在床上躺着躺着,我便睡着了,而且我好像还做了一个奇怪的梦。
梦里,我手拄钢刀单膝跪地,而眼前仿佛有个人影,却一直看不清楚,当我努力抬起头时,竟然看到了欢哥的脸!
“瞅我干啥,睡迷糊啦!”
欢哥一把拍着我的脸一边低沉的说道。
草,原来是他把我摇醒了。
“喏,你的手机响了,是小五打来的。”
欢哥说话间把正在唱着好运来的手机递给了我,没别的,讨个吉利。
我伸手接过电话,随即摁下接通。
“摩西摩西!”
“摩西个蛋蛋,听说你把藏风他们送走啦!”
别开生面的打了个招呼后,小五笑着说道。
“是啊,上午的飞机!”
我又躺了下来懒洋洋的回道。
“可惜了,要不是我走不开就去送送他们了。”
“没事,心意我给你带到了。”
我扣了扣鼻子淡淡说道。
“现在有事吗!”
“有屁快放,别扯没用的!”
“没事出来喝点,五哥安慰安慰你俩。”
“我哈市第一硬汉用你安慰,不就是别离嘛。”
我假装不在意的轻声说道。
“哈哈,我还不知道你,行了,一会儿来找我,店里见。”
说完小五直接挂断了电话。
“小五意欲何为!”
欢哥站在窗边面向窗外给我留了个孤寂的背影随后低声问道。
“你能不能别在我面前装逼,打小也不这样啊!”
我斜了他一眼继续说道:
“叫咱俩去喝酒,说是要安慰安慰咱俩受伤的心灵!”
说完话后,我看了看手机,嚯,我居然睡了这么久,现在已经七点了,估计小五不来电话的话,那我可能明天才会醒了。

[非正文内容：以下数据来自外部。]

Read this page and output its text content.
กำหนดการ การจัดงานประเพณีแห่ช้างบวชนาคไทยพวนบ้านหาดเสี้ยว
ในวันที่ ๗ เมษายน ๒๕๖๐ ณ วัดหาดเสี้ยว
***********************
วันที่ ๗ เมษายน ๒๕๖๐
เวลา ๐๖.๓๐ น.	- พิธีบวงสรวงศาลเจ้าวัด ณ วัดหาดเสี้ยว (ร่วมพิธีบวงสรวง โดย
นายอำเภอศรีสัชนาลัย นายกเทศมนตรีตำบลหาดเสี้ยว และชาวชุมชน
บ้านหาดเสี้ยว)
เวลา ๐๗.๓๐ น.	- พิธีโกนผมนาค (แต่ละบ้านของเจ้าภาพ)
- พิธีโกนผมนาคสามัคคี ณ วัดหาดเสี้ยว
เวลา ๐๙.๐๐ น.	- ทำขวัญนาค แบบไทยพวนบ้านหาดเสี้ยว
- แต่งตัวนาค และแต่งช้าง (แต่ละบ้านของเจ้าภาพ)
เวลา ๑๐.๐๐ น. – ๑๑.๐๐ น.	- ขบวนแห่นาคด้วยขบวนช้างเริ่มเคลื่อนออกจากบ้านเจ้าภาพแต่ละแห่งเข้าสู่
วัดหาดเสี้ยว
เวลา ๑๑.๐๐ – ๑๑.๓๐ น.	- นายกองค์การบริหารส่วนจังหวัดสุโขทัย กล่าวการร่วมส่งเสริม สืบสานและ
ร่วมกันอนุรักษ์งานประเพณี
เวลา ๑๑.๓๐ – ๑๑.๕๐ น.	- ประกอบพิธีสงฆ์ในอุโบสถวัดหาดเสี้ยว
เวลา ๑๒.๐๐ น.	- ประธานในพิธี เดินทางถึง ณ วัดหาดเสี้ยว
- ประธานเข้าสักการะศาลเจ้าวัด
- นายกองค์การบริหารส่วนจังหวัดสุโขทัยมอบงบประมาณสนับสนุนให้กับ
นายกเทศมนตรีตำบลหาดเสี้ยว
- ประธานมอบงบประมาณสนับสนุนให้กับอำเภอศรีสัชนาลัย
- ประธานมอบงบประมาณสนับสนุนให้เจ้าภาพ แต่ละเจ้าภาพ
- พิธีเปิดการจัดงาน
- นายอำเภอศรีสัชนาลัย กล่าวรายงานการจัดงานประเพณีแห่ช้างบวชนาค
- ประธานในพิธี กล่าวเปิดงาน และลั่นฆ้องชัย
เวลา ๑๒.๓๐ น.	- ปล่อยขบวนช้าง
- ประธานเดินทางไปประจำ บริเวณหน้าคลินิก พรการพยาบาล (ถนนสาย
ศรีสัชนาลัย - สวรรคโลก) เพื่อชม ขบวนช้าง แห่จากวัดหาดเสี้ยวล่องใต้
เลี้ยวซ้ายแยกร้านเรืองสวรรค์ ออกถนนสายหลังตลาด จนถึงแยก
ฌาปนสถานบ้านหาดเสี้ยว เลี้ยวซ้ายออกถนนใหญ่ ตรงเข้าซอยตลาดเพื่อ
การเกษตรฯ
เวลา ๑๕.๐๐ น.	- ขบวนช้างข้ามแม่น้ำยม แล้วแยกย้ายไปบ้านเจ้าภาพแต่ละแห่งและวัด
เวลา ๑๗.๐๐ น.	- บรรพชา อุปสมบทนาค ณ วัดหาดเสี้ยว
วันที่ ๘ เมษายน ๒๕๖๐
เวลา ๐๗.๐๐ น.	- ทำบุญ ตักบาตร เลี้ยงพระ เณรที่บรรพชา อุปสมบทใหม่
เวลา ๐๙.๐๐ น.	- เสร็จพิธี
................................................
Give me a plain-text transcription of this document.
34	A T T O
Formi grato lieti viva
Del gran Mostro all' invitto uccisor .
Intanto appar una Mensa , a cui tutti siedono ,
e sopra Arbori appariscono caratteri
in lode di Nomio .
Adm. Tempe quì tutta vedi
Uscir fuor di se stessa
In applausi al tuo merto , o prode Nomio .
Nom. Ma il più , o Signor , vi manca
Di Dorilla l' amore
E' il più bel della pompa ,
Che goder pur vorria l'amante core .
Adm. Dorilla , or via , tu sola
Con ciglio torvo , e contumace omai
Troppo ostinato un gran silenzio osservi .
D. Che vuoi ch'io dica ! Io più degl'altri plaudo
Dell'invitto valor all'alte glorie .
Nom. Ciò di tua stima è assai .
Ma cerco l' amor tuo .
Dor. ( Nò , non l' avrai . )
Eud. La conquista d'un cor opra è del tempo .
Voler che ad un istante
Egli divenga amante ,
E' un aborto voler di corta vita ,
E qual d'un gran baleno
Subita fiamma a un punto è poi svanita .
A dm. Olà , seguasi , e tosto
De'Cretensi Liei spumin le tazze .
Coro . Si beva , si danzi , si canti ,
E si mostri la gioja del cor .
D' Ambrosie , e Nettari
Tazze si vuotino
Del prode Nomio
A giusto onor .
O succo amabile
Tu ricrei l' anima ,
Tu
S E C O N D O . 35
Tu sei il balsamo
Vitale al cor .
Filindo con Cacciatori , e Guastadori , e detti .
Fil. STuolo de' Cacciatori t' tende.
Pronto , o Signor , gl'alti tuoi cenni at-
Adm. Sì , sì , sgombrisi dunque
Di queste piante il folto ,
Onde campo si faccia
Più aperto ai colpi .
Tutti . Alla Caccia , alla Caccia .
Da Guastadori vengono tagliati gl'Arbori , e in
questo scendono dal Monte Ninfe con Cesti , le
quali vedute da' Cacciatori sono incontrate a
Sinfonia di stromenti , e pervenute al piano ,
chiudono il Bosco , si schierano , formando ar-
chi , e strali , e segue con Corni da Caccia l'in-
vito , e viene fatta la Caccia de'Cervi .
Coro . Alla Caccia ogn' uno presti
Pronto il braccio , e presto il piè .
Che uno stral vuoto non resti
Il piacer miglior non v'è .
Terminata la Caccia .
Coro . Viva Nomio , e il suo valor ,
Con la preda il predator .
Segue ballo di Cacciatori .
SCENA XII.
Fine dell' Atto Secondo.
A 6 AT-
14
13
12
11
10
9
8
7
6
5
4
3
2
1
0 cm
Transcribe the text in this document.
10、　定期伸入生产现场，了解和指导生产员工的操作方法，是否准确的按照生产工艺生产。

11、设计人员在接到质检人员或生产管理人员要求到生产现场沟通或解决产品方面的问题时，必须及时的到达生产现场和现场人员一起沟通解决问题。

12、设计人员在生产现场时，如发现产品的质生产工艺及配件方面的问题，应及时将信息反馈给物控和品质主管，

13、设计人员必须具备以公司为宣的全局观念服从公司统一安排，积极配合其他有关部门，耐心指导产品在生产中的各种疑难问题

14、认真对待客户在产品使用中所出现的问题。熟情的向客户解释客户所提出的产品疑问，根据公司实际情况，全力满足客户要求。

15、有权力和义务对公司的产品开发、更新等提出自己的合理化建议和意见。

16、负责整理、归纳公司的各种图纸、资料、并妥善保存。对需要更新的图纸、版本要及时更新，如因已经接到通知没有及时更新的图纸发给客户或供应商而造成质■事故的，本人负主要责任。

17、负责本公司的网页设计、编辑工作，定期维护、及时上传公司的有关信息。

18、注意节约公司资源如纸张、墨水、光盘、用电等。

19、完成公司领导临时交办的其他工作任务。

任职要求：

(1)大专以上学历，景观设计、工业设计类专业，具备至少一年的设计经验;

收起手机,我从床上站起和欢哥穿上了外套,随后便一同向任扎纸赶去。
少顷,我和欢哥来到了店内,恰巧的是任三叔也在。
大学四年的时间里,由于我没事总来任扎纸溜达,所以和任三叔也混得相当熟悉,虽说上次败了他的金砖他扬要揍我,但在我又去的时候,他也只是念叨了我几句,三叔这人就是嘴硬心软,但对小五却是哪哪都硬,管教的很严厉,飒然是把他当唯一继承人训练。
进屋之后,我和任三叔打了个招呼,而任三叔见我俩来找小五,便给小五放了个假,直接让他跟我们走了。